On Mon, 2020-02-03 at 13:23 +0100, Janne Johansson wrote:
> And refine the risk strategies, since the above conversation seem to be
> centered around the concept of a hacker that
>
> 1. Someone successfully attacks your site over the internet, using your
> outward facing IP A.A.A.A
> 2. Manages to run code on your webserver
That outward facing address A.A.A.A seems to be hidden behind a tor web,
which means the attacker can access a server without knowing its real IP
address. Knowledge of this real IP address may be the ultimate aim of the hack.
> 3. May or may not divinate your internal IP B.B.B.B from that code.
If that address B.B.B.B is an internal IP address, the hacker may not be able
to succeed in the original quest. Note, that the hacker may also find the MAC
address of the device, and all connected devices, which may give away the owner
of the device.
> 4. The communicates information back to a server of their choice, perhaps
> using a third (external) ip C.C.C.C or not
This appears to be the crucial part. If the hacker can initiate connections from
the hacked device, the public facing IP address is prone to discovery.

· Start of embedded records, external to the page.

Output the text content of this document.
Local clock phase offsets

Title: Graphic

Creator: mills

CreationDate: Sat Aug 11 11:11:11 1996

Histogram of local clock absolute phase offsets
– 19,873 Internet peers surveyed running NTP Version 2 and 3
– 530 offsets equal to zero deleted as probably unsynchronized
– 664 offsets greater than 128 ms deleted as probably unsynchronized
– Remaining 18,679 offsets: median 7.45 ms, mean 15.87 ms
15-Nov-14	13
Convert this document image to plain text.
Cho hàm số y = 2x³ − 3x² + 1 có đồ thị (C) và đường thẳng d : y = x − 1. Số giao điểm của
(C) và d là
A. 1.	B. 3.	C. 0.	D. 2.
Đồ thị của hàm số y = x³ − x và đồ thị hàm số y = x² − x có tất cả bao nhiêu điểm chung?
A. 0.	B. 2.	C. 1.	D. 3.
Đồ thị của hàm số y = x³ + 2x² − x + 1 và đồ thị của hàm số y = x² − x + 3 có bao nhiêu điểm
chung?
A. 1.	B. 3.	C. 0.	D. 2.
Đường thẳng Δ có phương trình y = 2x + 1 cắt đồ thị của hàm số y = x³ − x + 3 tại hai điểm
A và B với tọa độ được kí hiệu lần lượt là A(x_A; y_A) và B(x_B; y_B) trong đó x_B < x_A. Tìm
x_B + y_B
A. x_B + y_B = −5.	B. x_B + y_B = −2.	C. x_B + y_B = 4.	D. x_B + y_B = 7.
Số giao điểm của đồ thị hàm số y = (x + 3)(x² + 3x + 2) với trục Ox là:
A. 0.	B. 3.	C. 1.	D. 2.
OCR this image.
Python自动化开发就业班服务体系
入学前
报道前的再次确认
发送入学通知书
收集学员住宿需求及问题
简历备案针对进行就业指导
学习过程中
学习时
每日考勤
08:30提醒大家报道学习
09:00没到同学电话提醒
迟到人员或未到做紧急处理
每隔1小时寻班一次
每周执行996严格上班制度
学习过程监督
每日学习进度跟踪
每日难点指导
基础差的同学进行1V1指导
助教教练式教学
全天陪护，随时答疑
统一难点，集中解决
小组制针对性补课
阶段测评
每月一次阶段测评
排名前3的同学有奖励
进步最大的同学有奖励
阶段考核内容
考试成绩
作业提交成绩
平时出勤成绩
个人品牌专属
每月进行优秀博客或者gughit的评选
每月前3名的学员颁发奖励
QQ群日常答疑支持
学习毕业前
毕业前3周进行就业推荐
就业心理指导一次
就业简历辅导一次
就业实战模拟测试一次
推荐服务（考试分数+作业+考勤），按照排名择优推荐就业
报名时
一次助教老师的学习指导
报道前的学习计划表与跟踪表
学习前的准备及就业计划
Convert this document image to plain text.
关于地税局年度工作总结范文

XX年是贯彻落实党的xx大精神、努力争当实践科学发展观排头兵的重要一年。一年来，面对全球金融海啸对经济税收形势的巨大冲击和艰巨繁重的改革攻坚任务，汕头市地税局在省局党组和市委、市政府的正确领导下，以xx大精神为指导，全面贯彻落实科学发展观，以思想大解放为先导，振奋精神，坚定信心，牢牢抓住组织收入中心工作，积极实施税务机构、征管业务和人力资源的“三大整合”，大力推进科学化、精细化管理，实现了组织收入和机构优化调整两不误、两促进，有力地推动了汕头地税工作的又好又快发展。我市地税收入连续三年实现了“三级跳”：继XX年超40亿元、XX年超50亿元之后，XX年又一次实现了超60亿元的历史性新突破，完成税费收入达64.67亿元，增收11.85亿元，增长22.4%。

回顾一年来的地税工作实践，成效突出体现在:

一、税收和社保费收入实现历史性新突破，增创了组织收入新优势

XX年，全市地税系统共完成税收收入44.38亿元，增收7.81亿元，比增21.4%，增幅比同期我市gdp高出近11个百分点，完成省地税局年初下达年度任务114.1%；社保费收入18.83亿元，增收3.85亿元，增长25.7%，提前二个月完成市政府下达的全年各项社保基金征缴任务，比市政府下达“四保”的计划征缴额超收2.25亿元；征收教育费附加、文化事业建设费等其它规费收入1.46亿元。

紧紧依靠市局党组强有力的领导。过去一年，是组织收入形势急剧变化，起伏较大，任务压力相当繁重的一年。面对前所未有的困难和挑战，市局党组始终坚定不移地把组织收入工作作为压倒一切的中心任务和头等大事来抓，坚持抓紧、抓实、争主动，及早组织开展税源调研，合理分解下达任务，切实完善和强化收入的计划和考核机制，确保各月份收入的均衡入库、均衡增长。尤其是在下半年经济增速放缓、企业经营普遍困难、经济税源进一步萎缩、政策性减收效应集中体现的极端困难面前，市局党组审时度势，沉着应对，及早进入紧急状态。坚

Therefore I propose the following solution:
1. Put the potentially vulnerable device behind a firewall. The firewall
forwards
requests to the device and back, but allows no outgoing connections from the
protected device to the firewall or beyond.
2. Lock down the vulnerable device. If the device does not allow changing its
MAC
address, patch the kernel to report something else. Also make sure, that
your
vulnerable device creates no logs. Make sure, that the user account running
the potentially vulnerable application can not write to any directory, from
which executables can be started or dynamic libraries can be linked against.

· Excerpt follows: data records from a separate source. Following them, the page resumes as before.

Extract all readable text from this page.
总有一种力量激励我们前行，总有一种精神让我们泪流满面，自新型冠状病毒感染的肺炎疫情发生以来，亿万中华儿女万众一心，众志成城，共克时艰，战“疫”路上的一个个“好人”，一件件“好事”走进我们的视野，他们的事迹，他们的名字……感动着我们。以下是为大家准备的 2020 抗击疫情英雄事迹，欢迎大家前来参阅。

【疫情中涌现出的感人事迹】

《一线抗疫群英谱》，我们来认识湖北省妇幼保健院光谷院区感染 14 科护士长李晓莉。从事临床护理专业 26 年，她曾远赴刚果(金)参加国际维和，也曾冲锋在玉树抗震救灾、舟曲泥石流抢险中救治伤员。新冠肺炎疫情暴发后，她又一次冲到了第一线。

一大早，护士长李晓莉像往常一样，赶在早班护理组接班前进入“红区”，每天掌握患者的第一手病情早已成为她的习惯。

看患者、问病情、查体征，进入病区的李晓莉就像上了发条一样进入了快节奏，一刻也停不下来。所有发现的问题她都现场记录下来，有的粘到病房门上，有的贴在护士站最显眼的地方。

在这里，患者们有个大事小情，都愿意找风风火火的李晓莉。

3. Barriers are only effective, if they are properly defended. Your firewall
must
monitor and reliably unusual network activity from the vulnerable host, and
shut
down all network connections, if suspicious stuff happens. Consider a
configuration,
in which all disk access goes to a RAM disk, such that a simple reboot
restores
normal operation.
4. Obviously, no other device must be in the same network, especially not
devices,
which could provide hints about your identity.